When someone decides to see a psychotherapist, it is usually because things are not going as well in his or her life as he or she would like. There is usually some kind of problem. People have a tendency to focus on the negative, but SFBT utilizes conversation and language to help shift the focus on what is working and create more solutions as a result.

SFBT: What it is not

Unlike many traditional forms of psychotherapy such as Cognitive Behavioral Therapy or Psychodynamic Therapy, SFBT is not based on any theory.
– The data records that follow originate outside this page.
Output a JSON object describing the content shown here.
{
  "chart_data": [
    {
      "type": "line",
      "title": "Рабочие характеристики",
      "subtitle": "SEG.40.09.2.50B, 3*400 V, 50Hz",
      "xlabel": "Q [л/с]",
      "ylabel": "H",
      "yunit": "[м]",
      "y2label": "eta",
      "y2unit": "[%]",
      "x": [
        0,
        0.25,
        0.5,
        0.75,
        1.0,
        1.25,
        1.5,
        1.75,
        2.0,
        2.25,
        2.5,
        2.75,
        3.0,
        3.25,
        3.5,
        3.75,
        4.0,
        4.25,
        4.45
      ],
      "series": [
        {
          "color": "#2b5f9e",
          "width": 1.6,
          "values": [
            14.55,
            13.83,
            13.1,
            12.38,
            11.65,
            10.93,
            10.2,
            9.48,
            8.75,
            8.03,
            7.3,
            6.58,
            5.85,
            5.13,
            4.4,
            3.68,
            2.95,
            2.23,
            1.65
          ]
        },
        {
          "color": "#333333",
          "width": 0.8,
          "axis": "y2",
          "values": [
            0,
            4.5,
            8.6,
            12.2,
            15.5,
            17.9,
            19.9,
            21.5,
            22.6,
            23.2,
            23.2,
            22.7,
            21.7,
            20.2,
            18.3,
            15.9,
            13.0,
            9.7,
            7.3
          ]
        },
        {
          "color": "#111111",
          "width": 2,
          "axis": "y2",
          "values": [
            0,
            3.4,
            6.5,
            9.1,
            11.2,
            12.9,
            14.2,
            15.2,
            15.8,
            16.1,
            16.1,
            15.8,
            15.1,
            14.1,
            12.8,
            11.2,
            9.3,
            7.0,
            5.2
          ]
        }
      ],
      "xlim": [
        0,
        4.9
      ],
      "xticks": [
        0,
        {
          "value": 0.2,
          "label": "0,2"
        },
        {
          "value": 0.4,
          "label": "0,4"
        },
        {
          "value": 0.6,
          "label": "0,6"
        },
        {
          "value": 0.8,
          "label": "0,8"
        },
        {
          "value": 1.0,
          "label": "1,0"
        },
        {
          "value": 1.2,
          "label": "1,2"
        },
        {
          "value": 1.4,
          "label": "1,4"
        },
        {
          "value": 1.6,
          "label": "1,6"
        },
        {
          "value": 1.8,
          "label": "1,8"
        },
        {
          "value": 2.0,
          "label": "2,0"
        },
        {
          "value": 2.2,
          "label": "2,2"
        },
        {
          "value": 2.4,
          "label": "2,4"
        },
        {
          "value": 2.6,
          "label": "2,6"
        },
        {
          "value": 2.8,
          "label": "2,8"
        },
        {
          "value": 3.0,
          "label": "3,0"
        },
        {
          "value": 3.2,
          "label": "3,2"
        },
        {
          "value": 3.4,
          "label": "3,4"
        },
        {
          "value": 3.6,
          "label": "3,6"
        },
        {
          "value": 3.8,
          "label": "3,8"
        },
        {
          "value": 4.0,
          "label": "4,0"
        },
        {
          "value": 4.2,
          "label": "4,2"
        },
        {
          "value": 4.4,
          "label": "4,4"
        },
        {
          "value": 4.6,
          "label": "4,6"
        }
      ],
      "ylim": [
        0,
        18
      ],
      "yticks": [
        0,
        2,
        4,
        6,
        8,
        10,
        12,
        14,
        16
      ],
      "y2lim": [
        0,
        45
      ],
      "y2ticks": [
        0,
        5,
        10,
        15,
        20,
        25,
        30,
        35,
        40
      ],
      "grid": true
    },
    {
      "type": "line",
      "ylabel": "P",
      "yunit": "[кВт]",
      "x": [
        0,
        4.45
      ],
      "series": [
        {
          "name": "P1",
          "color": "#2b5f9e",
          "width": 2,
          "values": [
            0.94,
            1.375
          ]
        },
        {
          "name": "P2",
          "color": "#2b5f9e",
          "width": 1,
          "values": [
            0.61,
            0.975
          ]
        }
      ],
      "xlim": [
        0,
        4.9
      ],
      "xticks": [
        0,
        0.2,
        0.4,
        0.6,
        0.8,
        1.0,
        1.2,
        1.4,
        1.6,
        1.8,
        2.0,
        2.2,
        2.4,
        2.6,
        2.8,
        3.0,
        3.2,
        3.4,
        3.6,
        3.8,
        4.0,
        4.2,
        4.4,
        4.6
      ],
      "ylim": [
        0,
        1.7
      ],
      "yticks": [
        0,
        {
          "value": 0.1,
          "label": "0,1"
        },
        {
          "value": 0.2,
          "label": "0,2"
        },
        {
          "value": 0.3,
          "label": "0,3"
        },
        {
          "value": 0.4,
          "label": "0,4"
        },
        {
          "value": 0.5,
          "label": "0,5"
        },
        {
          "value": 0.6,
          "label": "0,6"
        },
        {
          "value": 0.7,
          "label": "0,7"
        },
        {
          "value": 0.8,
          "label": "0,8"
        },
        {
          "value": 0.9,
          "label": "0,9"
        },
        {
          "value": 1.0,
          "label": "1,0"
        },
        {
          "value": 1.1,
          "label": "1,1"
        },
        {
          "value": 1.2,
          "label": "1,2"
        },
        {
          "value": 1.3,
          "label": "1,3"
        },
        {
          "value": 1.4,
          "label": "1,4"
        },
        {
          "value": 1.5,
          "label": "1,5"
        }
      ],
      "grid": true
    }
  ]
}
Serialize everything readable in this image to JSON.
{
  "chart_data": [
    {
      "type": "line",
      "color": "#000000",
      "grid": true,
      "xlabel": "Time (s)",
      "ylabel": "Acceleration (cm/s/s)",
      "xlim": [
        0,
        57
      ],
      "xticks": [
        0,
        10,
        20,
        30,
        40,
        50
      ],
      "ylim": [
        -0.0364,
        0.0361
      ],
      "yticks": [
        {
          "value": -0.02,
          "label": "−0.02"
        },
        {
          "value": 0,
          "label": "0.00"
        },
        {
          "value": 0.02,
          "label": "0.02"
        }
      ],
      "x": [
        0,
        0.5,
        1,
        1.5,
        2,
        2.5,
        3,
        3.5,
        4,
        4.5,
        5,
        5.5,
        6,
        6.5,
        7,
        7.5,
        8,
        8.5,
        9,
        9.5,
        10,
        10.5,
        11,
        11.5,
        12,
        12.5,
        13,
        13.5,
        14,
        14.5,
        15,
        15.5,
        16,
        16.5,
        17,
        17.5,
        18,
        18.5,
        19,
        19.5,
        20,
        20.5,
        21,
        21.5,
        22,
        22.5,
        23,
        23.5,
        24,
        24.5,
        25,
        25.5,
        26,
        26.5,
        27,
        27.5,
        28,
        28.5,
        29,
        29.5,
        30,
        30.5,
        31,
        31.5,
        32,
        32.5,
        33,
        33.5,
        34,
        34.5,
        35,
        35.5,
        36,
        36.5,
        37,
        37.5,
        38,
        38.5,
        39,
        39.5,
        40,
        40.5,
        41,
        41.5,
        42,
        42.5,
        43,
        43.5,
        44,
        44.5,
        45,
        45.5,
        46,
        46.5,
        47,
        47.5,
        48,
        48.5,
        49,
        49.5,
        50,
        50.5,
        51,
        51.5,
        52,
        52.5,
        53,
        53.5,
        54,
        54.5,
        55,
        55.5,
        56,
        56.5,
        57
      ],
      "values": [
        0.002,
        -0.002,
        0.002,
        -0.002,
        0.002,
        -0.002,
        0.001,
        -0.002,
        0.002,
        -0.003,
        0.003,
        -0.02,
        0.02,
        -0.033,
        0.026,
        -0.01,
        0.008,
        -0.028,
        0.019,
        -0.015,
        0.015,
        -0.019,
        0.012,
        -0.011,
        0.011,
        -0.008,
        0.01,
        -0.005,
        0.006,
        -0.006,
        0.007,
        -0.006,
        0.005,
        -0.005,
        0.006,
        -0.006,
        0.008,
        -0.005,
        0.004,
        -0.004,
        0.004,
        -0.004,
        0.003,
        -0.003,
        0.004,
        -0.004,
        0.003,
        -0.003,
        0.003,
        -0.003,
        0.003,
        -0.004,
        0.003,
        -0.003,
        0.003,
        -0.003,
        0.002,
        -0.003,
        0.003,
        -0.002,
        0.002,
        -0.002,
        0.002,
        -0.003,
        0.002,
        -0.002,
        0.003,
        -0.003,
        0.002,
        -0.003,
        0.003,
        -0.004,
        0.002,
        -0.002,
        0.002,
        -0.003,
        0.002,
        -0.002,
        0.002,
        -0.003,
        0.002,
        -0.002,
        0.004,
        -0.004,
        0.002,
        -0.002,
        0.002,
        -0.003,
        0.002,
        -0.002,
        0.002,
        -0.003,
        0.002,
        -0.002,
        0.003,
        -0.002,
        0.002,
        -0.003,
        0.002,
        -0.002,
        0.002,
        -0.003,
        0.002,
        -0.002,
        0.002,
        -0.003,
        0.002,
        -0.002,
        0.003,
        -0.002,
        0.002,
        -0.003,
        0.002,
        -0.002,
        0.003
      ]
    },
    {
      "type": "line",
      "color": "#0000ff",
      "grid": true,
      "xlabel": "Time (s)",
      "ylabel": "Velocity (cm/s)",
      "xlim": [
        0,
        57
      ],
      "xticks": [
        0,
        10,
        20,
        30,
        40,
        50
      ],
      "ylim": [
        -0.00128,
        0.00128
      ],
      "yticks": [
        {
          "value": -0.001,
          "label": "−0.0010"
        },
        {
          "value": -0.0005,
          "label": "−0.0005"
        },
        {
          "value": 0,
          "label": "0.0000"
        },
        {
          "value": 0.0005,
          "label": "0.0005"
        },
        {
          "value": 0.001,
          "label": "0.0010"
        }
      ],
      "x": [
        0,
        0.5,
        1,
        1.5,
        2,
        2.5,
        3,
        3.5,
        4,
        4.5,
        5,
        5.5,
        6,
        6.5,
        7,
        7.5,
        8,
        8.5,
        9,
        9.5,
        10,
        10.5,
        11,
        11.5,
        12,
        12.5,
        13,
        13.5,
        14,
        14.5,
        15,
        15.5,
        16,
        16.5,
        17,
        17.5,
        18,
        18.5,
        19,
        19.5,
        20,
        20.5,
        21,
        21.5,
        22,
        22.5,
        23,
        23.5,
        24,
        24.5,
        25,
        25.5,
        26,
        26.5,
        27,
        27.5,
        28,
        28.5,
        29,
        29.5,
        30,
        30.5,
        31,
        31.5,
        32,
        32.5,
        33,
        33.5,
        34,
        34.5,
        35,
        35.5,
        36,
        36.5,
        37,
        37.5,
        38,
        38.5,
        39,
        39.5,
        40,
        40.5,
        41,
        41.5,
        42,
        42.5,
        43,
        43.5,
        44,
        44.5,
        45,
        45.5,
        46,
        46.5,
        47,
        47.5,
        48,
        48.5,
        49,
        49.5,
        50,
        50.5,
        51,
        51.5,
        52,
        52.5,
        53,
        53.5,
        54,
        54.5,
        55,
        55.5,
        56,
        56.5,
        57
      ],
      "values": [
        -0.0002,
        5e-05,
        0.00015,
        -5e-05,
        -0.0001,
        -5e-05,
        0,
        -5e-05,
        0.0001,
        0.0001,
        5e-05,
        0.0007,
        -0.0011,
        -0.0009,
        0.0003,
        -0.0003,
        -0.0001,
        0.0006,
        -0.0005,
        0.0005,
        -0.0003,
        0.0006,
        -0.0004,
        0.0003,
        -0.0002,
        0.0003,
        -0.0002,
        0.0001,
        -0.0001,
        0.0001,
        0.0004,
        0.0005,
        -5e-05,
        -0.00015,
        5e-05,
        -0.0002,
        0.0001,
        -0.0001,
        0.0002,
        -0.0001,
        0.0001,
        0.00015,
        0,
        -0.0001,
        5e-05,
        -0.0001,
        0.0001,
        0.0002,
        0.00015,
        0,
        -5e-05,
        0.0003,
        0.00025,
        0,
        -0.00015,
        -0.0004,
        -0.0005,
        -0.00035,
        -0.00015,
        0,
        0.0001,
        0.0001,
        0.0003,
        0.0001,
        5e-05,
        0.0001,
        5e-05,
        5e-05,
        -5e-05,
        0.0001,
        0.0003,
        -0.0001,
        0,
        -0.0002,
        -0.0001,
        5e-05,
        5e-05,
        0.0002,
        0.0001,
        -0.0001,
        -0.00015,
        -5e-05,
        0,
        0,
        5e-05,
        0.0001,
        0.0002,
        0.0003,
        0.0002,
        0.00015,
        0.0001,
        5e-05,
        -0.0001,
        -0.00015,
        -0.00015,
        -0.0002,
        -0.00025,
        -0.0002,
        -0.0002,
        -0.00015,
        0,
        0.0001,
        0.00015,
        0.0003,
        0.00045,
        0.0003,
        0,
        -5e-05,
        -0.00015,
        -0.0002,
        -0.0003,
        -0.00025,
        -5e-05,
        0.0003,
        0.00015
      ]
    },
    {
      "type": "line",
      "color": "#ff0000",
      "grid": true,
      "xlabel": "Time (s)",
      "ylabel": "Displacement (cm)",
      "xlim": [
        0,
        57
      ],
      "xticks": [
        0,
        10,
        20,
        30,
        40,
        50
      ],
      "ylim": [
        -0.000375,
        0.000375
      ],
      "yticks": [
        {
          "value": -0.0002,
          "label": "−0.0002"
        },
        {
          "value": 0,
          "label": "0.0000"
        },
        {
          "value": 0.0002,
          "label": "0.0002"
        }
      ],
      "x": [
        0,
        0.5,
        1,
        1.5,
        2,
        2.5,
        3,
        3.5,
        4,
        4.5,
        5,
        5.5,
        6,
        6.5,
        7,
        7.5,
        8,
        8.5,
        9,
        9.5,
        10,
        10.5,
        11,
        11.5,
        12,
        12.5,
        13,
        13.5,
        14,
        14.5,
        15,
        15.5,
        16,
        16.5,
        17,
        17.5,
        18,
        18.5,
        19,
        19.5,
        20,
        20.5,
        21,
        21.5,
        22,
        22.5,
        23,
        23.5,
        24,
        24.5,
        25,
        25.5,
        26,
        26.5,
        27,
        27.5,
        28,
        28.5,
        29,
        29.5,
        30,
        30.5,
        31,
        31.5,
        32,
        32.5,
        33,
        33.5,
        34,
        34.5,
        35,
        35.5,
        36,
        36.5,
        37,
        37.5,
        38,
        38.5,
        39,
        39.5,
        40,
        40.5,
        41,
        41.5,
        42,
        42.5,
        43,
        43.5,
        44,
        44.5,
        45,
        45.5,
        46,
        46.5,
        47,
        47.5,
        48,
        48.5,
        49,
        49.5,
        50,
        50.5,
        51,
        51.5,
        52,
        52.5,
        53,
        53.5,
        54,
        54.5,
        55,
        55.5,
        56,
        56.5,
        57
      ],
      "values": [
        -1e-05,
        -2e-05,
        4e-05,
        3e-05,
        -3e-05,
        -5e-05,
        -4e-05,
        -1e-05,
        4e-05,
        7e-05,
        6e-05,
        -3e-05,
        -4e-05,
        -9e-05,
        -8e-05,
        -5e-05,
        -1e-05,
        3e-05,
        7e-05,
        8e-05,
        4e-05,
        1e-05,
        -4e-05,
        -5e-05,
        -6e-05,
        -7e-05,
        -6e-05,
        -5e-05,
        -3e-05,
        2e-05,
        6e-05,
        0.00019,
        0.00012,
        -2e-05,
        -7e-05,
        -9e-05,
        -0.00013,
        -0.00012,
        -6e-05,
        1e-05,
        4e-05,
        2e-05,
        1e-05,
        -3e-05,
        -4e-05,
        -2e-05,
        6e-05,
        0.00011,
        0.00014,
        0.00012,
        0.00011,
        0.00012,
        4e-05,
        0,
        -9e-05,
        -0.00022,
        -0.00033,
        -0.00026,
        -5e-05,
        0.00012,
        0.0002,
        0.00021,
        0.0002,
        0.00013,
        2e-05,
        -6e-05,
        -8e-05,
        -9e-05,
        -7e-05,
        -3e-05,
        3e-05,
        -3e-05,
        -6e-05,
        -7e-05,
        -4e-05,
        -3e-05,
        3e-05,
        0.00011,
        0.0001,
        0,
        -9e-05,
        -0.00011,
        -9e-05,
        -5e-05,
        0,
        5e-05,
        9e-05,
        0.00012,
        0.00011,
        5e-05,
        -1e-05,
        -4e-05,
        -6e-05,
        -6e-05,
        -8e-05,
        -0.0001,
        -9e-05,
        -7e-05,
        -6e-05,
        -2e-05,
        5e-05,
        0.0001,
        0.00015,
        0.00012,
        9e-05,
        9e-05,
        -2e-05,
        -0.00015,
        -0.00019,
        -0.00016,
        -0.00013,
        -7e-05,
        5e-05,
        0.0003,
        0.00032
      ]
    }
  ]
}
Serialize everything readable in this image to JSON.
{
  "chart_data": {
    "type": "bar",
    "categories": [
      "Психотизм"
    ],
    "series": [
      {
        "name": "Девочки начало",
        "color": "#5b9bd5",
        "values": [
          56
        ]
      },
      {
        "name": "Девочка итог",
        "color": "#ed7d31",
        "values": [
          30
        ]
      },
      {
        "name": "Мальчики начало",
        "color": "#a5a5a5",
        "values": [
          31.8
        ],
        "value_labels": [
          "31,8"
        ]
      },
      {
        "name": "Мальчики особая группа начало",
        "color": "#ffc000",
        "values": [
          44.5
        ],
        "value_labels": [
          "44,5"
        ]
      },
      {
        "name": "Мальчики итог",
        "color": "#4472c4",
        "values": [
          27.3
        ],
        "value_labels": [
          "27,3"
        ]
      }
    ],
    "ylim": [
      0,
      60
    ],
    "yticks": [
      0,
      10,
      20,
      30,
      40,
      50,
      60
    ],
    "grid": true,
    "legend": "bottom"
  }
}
It is not about solving problems, diagnosing mental illness, or healing sicknesses.

There is not a focus on the past, such as one's childhood, unless the therapist and client are discussing strengths and situations in which the client was resilient. SFBT is also not based on insight, unlike some approaches such as psychoanalytic theories.

How does SFBT work?

SFBT is an approach that falls under the umbrella of constructive therapies.

Constructivism posits that people are meaning makers and are ultimately the creators of their own realities. The SFBT therapist believes that change in life is inevitable. Because someone creates his or her own reality, he or she may as well change for the better.

In SFBT, the therapist is a skilled conversation facilitator. The therapist does not hold herself as an expert and retains a position of curiosity and "not-knowing." Drawing upon the client's expertise on themselves, the therapist uses solution focused questions to demonstrate their strengths, resources, desires and the path to reaching their goals. With the focus shifted to what is already working in a client's life, and how things will look when they are better, more room opens up for the solutions to arrive.


SFBT is a form of "brief therapy" because it is not meant to continue for years, as are some forms of therapy. By working with a Solution Focused therapist, you can expect a simple approach based on clear, solution oriented questions.

There is an emphasis on simplicity, and the most simple way to the solution is the most preferable.

Steve deShazer was a big fan of William of Ockam, and Ockam's razor: "What can be done in fewer means is done in vain with many."

If you are looking to dissect your childhood or come upon a great deal of insight about your life's trajectory, SFBT may not be the kind of therapy you are looking for. If, however, you want laser focused help to move into a new area of your life, without getting lost in the details, SFBT may be a good fit for you.